This question is related to this one.
Consider a function $g:\mathbb{R}\rightarrow \mathbb{R}$ and its left-inverse $f$ $$\forall x \in \mathbb{R} : f(g(x))=x $$ Then $$g(f(x))=x $$ has a set of solutions (usually a set with the same cardinality as $\mathbb{R}$. For example, this answer constructs $f$ and $g$ such that the solution set is an interval, and if $f$ is a true inverse of $g$ then the solution set is all of $\mathbb{R}$). But how few solutions can it have? Is there some $f,g$ for which it has countably many solutions? Finitely many? One? None?

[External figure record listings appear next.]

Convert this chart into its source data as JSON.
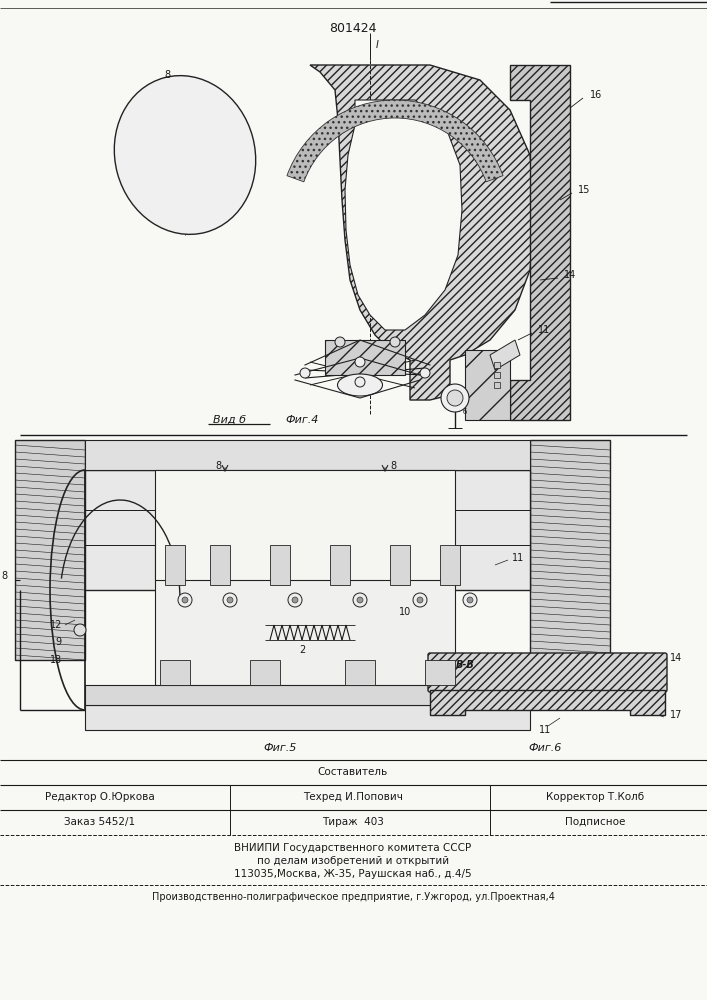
{
  "patent_number": "801424",
  "bg_color": "#f8f8f5",
  "text_color": "#1a1a1a",
  "fig4_label_vidb": "Вид б",
  "fig4_label": "Фиг.4",
  "fig5_label": "Фиг.5",
  "fig6_label": "Фиг.6",
  "view_label": "В-В",
  "editor_line": "Редактор О.Юркова",
  "techred_line": "Техред И.Попович",
  "corrector_line": "Корректор Т.Колб",
  "sostavitel_line": "Составитель",
  "zakaz_line": "Заказ 5452/1",
  "tirazh_line": "Тираж  403",
  "podpisnoe_line": "Подписное",
  "vniiipi_line": "ВНИИПИ Государственного комитета СССР",
  "vniiipi_line2": "по делам изобретений и открытий",
  "vniiipi_line3": "113035,Москва, Ж-35, Раушская наб., д.4/5",
  "factory_line": "Производственно-полиграфическое предприятие, г.Ужгород, ул.Проектная,4"
}
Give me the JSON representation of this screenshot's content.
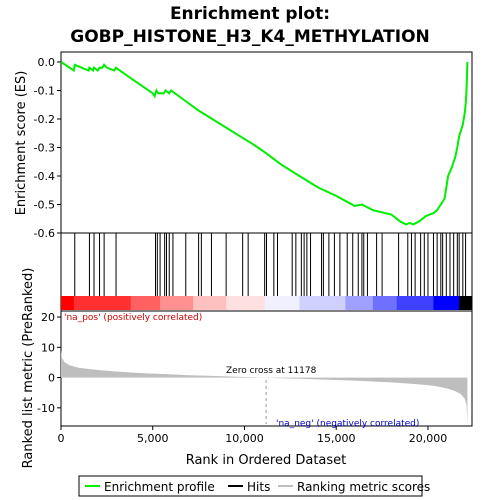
{
  "chart_data": [
    {
      "type": "line",
      "panel": "enrichment",
      "title_line1": "Enrichment plot:",
      "title_line2": "GOBP_HISTONE_H3_K4_METHYLATION",
      "ylabel": "Enrichment score (ES)",
      "ylim": [
        -0.6,
        0.0
      ],
      "yticks": [
        0.0,
        -0.1,
        -0.2,
        -0.3,
        -0.4,
        -0.5,
        -0.6
      ],
      "ytick_labels": [
        "0.0",
        "-0.1",
        "-0.2",
        "-0.3",
        "-0.4",
        "-0.5",
        "-0.6"
      ],
      "xlim": [
        0,
        22400
      ],
      "grid": false,
      "series": [
        {
          "name": "Enrichment profile",
          "color": "#00ee00",
          "x": [
            0,
            700,
            750,
            1500,
            1550,
            1750,
            1800,
            2000,
            2100,
            2250,
            2350,
            2500,
            2900,
            3000,
            3200,
            5000,
            5100,
            5200,
            5300,
            5600,
            5700,
            5900,
            6000,
            7500,
            9000,
            10500,
            11178,
            12000,
            13000,
            14000,
            15000,
            16000,
            16400,
            17000,
            18000,
            18500,
            18800,
            19000,
            19200,
            19500,
            19700,
            19900,
            20100,
            20300,
            20500,
            20700,
            20900,
            21000,
            21100,
            21300,
            21500,
            21600,
            21700,
            21900,
            22000,
            22050,
            22100,
            22150
          ],
          "y": [
            0.0,
            -0.03,
            -0.01,
            -0.03,
            -0.02,
            -0.03,
            -0.02,
            -0.03,
            -0.02,
            -0.02,
            -0.01,
            -0.02,
            -0.03,
            -0.02,
            -0.03,
            -0.11,
            -0.12,
            -0.1,
            -0.11,
            -0.11,
            -0.1,
            -0.11,
            -0.1,
            -0.17,
            -0.23,
            -0.29,
            -0.32,
            -0.36,
            -0.4,
            -0.44,
            -0.47,
            -0.505,
            -0.5,
            -0.52,
            -0.535,
            -0.56,
            -0.57,
            -0.565,
            -0.57,
            -0.56,
            -0.55,
            -0.54,
            -0.535,
            -0.53,
            -0.52,
            -0.5,
            -0.48,
            -0.44,
            -0.4,
            -0.37,
            -0.33,
            -0.3,
            -0.26,
            -0.22,
            -0.18,
            -0.15,
            -0.1,
            0.0
          ]
        }
      ]
    },
    {
      "type": "hits",
      "panel": "hits",
      "legend_name": "Hits",
      "xlim": [
        0,
        22400
      ],
      "positions": [
        750,
        1550,
        1800,
        2100,
        2350,
        3000,
        5150,
        5250,
        5400,
        5650,
        5750,
        5900,
        6100,
        6800,
        7500,
        7650,
        8200,
        9000,
        9900,
        10200,
        11100,
        11200,
        11600,
        11800,
        12600,
        12800,
        13100,
        13250,
        13400,
        13600,
        14200,
        14300,
        14600,
        14900,
        15200,
        15600,
        15900,
        16200,
        16400,
        16500,
        16700,
        17200,
        17500,
        18400,
        18900,
        19100,
        19300,
        19600,
        19800,
        20000,
        20300,
        20500,
        20700,
        20800,
        21000,
        21200,
        21400,
        21600,
        21700,
        21900,
        22050
      ]
    },
    {
      "type": "heatmap",
      "panel": "ranking-colorbar",
      "xlim": [
        0,
        22400
      ],
      "colors": [
        "#ff0000",
        "#ff3030",
        "#ff6060",
        "#ff9090",
        "#ffc0c0",
        "#ffe0e0",
        "#f0f0ff",
        "#d0d0ff",
        "#a0a0ff",
        "#7070ff",
        "#4040ff",
        "#0000ff"
      ],
      "segments_x": [
        0,
        700,
        3800,
        5400,
        7200,
        9000,
        11100,
        13000,
        15500,
        17000,
        18300,
        20300,
        21700,
        22400
      ]
    },
    {
      "type": "area",
      "panel": "ranked-metric",
      "legend_name": "Ranking metric scores",
      "ylabel": "Ranked list metric (PreRanked)",
      "xlabel": "Rank in Ordered Dataset",
      "ylim": [
        -16,
        22
      ],
      "yticks": [
        20,
        10,
        0,
        -10
      ],
      "ytick_labels": [
        "20",
        "10",
        "0",
        "-10"
      ],
      "xlim": [
        0,
        22400
      ],
      "xticks": [
        0,
        5000,
        10000,
        15000,
        20000
      ],
      "xtick_labels": [
        "0",
        "5,000",
        "10,000",
        "15,000",
        "20,000"
      ],
      "zero_cross": 11178,
      "fill_color": "#bebebe",
      "x": [
        0,
        50,
        200,
        500,
        1000,
        2000,
        3000,
        4000,
        5000,
        6000,
        7000,
        8000,
        9000,
        10000,
        11178,
        12000,
        13000,
        14000,
        15000,
        16000,
        17000,
        18000,
        19000,
        20000,
        20500,
        21000,
        21500,
        21800,
        22000,
        22100,
        22150
      ],
      "y": [
        9,
        6.5,
        5.0,
        4.0,
        3.2,
        2.5,
        2.0,
        1.6,
        1.3,
        1.05,
        0.8,
        0.6,
        0.4,
        0.2,
        0.0,
        -0.2,
        -0.4,
        -0.6,
        -0.8,
        -1.0,
        -1.3,
        -1.6,
        -2.0,
        -2.5,
        -2.9,
        -3.5,
        -4.5,
        -5.5,
        -7.0,
        -9.0,
        -15.5
      ]
    }
  ],
  "annotations": {
    "pos_label": "'na_pos' (positively correlated)",
    "neg_label": "'na_neg' (negatively correlated)",
    "zero_label": "Zero cross at 11178"
  },
  "legend": {
    "items": [
      {
        "label": "Enrichment profile",
        "color": "#00ee00"
      },
      {
        "label": "Hits",
        "color": "#000000"
      },
      {
        "label": "Ranking metric scores",
        "color": "#bebebe"
      }
    ]
  }
}
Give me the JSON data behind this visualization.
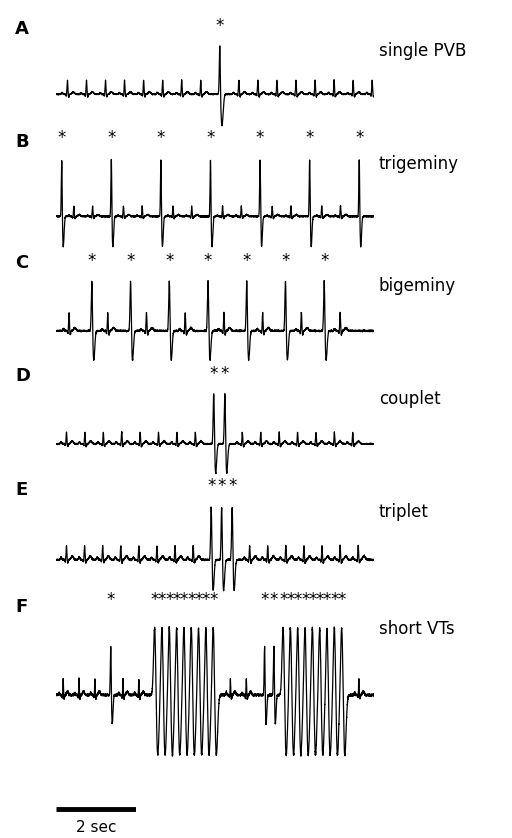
{
  "panels": [
    "A",
    "B",
    "C",
    "D",
    "E",
    "F"
  ],
  "labels": [
    "single PVB",
    "trigeminy",
    "bigeminy",
    "couplet",
    "triplet",
    "short VTs"
  ],
  "background_color": "#ffffff",
  "line_color": "#000000",
  "label_fontsize": 12,
  "panel_label_fontsize": 13,
  "star_fontsize": 12,
  "scalebar_label": "2 sec",
  "scalebar_fontsize": 11
}
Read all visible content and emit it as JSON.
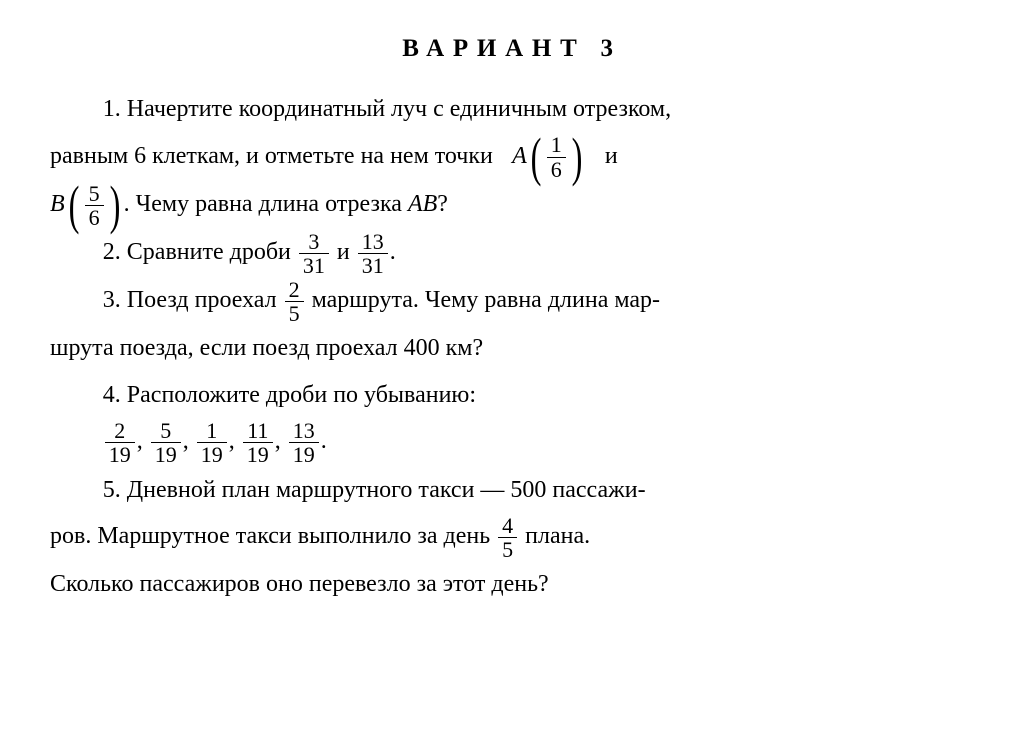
{
  "title": "ВАРИАНТ 3",
  "problems": {
    "p1": {
      "num": "1.",
      "text_a": "Начертите координатный луч с единичным отрезком,",
      "text_b_pre": "равным 6 клеткам, и отметьте на нем точки",
      "point_a_label": "A",
      "frac_a_num": "1",
      "frac_a_den": "6",
      "text_b_post": "и",
      "point_b_label": "B",
      "frac_b_num": "5",
      "frac_b_den": "6",
      "period": ".",
      "text_c": "Чему равна длина отрезка",
      "seg_label": "AB",
      "qmark": "?"
    },
    "p2": {
      "num": "2.",
      "text": "Сравните дроби",
      "frac1_num": "3",
      "frac1_den": "31",
      "and": "и",
      "frac2_num": "13",
      "frac2_den": "31",
      "period": "."
    },
    "p3": {
      "num": "3.",
      "text_a": "Поезд проехал",
      "frac_num": "2",
      "frac_den": "5",
      "text_b": "маршрута. Чему равна длина мар-",
      "text_c": "шрута поезда, если поезд проехал 400 км?"
    },
    "p4": {
      "num": "4.",
      "text": "Расположите дроби по убыванию:",
      "f1n": "2",
      "f1d": "19",
      "f2n": "5",
      "f2d": "19",
      "f3n": "1",
      "f3d": "19",
      "f4n": "11",
      "f4d": "19",
      "f5n": "13",
      "f5d": "19",
      "comma": ",",
      "period": "."
    },
    "p5": {
      "num": "5.",
      "text_a": "Дневной план маршрутного такси — 500 пассажи-",
      "text_b_pre": "ров. Маршрутное такси выполнило за день",
      "frac_num": "4",
      "frac_den": "5",
      "text_b_post": "плана.",
      "text_c": "Сколько пассажиров оно перевезло за этот день?"
    }
  }
}
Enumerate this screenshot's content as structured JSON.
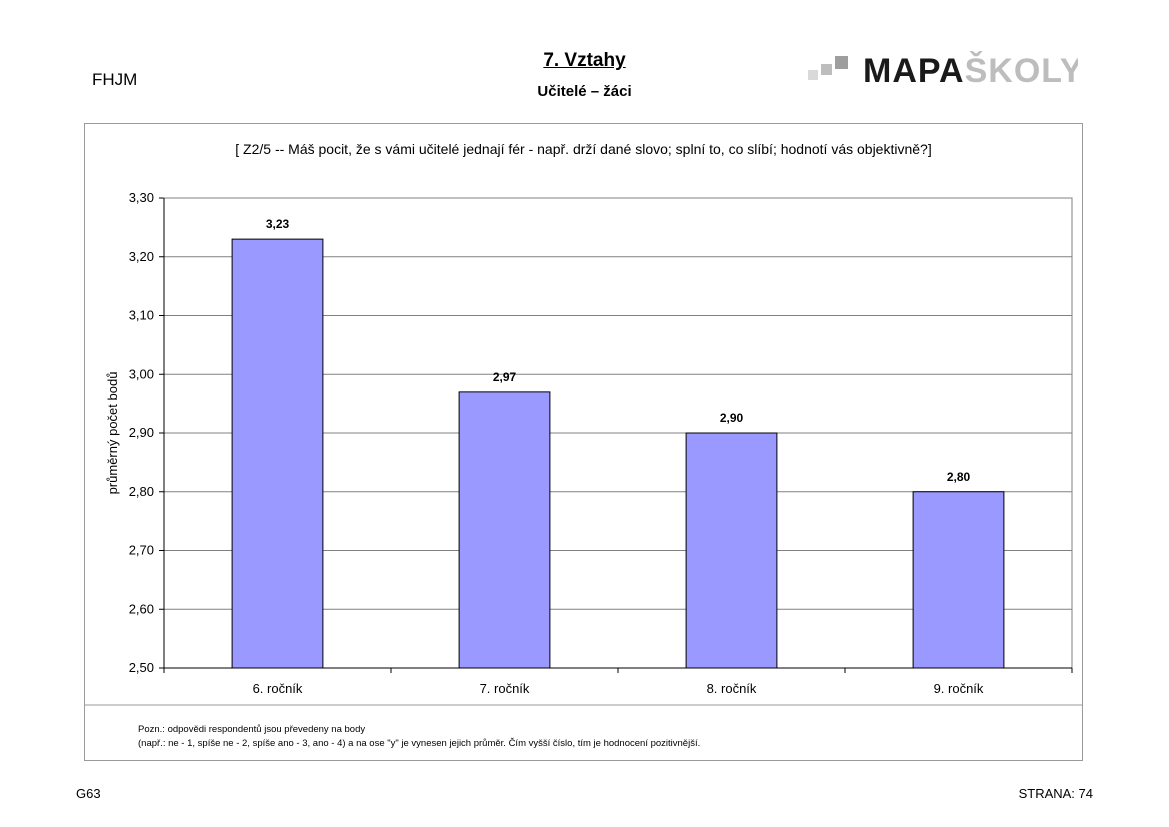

Whenever $x$ lies in the image of $g$, it must satisfy $g(f(x)) = x$, since if $x=g(y)$, then
$$g(f(x)) = g(f(g(y)) = g(y) = x.$$
However if $g$ has a left inverse $f$ it must be injective:
$$g(x) = g(y) \implies f(g(x)) = f(g(y)) \implies x=y.$$
Therefore $g$ is a bijection from $\mathbb{R}$ to its image $g(\mathbb{R})$, and so the solution set $S=\{x\in\mathbb{R} : g(f(x)) = x\}$, which satisfies $g(\mathbb{R})\subseteq S\subseteq\mathbb{R}$, has the same cardinality as $\mathbb{R}$.